According to the 2015 Practice Guidelines for Perioperative Blood Management from the American Society of Anesthesiologists, prophylactic blood products are not indicated if there is no bleeding, regardless of laboratory results [24]. There is also no clear evidence that prophylactic administration of FFP and cryoprecipitate improves outcomes when used solely to correct PT/INR in FHF patients based on conventional coagulation testing. One small randomized trial showed that prophylactic administration of FFP had no influence on mortality in patients with FHF with abnormal PT/INR and no active bleeding [25]. FFP used to correct coagulopathy in FHF has a high potential to cause volume-overload acute lung injury, hypersensitivity reactions, and nosocomial infections [26,27]. The main cause is the large volume needed, which is about 15 to 20 mL of FFP per kilogram of body weight to achieve any hemostatic effect [28]. To avoid large-volume transfusion, PCC has been studied as an alternative in liver transplantation. A retrospective review from Kirchner et al found that ROTEM-guided first line hemostatic therapy with fibrinogen concentrate and PCC did not appear to increase the risk of thrombotic, thromboembolic, or ischemic events in liver transplant patients [29].

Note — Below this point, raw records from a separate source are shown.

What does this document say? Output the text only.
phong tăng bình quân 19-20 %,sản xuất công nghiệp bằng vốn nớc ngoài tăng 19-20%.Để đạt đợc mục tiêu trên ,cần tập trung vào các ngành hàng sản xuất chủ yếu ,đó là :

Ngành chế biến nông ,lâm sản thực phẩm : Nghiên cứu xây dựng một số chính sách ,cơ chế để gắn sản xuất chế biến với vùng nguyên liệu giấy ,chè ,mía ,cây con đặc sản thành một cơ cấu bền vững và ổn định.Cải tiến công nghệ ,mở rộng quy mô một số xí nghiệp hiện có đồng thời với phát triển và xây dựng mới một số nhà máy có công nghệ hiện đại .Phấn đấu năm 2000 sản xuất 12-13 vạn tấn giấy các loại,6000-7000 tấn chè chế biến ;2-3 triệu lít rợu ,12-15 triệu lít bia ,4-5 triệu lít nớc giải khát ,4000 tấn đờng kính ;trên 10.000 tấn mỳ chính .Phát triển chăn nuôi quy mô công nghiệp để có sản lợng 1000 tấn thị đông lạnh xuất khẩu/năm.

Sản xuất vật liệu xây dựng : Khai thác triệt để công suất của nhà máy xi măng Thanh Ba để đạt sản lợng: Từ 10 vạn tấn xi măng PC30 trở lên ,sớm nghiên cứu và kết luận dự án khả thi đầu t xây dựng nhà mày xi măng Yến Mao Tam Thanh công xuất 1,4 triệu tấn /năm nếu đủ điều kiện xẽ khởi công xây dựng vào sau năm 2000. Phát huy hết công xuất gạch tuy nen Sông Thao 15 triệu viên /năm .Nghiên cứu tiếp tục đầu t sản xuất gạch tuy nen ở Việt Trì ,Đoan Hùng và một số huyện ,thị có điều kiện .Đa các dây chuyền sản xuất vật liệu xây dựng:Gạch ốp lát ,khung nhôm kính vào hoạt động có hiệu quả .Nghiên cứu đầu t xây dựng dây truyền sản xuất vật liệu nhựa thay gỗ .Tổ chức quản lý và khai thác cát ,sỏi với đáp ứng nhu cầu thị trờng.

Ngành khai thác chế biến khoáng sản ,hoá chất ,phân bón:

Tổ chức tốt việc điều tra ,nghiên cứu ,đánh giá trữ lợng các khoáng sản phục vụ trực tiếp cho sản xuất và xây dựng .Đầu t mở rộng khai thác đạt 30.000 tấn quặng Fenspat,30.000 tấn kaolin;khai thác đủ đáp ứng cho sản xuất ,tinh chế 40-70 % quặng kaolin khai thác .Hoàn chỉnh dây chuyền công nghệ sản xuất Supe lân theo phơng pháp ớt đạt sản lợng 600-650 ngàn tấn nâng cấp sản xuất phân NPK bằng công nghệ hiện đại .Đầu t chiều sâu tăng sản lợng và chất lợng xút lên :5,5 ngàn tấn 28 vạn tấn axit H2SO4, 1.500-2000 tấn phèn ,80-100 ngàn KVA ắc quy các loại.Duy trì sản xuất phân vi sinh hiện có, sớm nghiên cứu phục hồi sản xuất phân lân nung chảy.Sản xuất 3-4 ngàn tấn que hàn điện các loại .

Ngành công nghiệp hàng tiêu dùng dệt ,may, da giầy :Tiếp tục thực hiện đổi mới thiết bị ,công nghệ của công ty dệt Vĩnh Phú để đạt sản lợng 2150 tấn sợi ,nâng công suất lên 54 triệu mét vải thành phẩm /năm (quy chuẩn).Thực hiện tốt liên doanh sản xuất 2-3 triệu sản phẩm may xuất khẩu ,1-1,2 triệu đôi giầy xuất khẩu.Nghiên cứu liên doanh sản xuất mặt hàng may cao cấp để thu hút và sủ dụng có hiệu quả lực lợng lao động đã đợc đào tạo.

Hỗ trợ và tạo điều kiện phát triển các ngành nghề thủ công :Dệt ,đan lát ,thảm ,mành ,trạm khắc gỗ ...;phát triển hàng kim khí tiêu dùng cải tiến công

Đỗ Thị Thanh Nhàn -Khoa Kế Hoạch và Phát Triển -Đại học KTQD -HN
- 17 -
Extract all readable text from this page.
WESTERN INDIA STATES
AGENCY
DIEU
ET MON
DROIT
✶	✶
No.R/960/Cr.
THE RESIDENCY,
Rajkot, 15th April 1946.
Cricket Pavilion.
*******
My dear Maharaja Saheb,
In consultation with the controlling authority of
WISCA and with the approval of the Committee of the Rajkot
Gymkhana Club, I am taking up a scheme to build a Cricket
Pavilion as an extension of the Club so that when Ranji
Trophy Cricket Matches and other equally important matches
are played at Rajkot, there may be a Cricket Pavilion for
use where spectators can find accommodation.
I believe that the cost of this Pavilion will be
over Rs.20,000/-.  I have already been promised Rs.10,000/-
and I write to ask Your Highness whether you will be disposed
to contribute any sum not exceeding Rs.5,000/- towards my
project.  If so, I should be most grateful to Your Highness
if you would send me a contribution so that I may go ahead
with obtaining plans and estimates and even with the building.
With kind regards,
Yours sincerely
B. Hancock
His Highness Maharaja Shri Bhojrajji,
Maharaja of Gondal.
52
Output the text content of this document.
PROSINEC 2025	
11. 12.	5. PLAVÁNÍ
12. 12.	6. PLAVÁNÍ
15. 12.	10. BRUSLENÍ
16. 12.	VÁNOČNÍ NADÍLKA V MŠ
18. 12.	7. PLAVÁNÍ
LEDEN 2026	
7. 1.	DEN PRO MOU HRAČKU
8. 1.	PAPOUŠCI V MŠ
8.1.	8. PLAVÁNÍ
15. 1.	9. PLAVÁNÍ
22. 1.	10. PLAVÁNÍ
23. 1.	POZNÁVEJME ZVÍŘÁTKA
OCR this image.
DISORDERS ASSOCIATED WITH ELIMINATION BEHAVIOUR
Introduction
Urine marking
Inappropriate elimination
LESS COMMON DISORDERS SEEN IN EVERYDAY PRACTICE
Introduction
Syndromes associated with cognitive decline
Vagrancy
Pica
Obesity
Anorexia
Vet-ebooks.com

In this case, the patient received FFP and cryoprecipitate based on conventional coagulation tests and under the assumption that it would correct whole-blood coagulation abnormalities. However, physicians should be encouraged to utilize viscoelastic testing over conventional coagulation testing to assess bleeding risk and guide FFP transfusions. Dotsch et al reported that ROTEM was a better predictor of postoperative bleeding than plasma fibrinogen concentration [30]. Multiple studies found that thromboelastography-guided transfusion decreased FFP transfusions and intraoperative blood loss and was superior to conventional coagulation tests [31–34]. The International Liver Transplantation Society (ILTS) ERAS4OLT.org Consensus

Conference on Enhanced Recovery for Liver Transplantation recommends viscoelastic tests over conventional coagulation tests to guide transfusion management [35].

Conclusions

Patients with FHF can have normal whole-blood coagulation based on ROTEM, even if INR levels are unmeasurably high. Viscoelastic tests such as ROTEM, which assesses whole-blood coagulation properties, are preferable for coagulation monitoring in these patients. Transfusion with blood products like FFP and cryoprecipitate can be used based on the result of visco-elastic testing over conventional coagulation testing.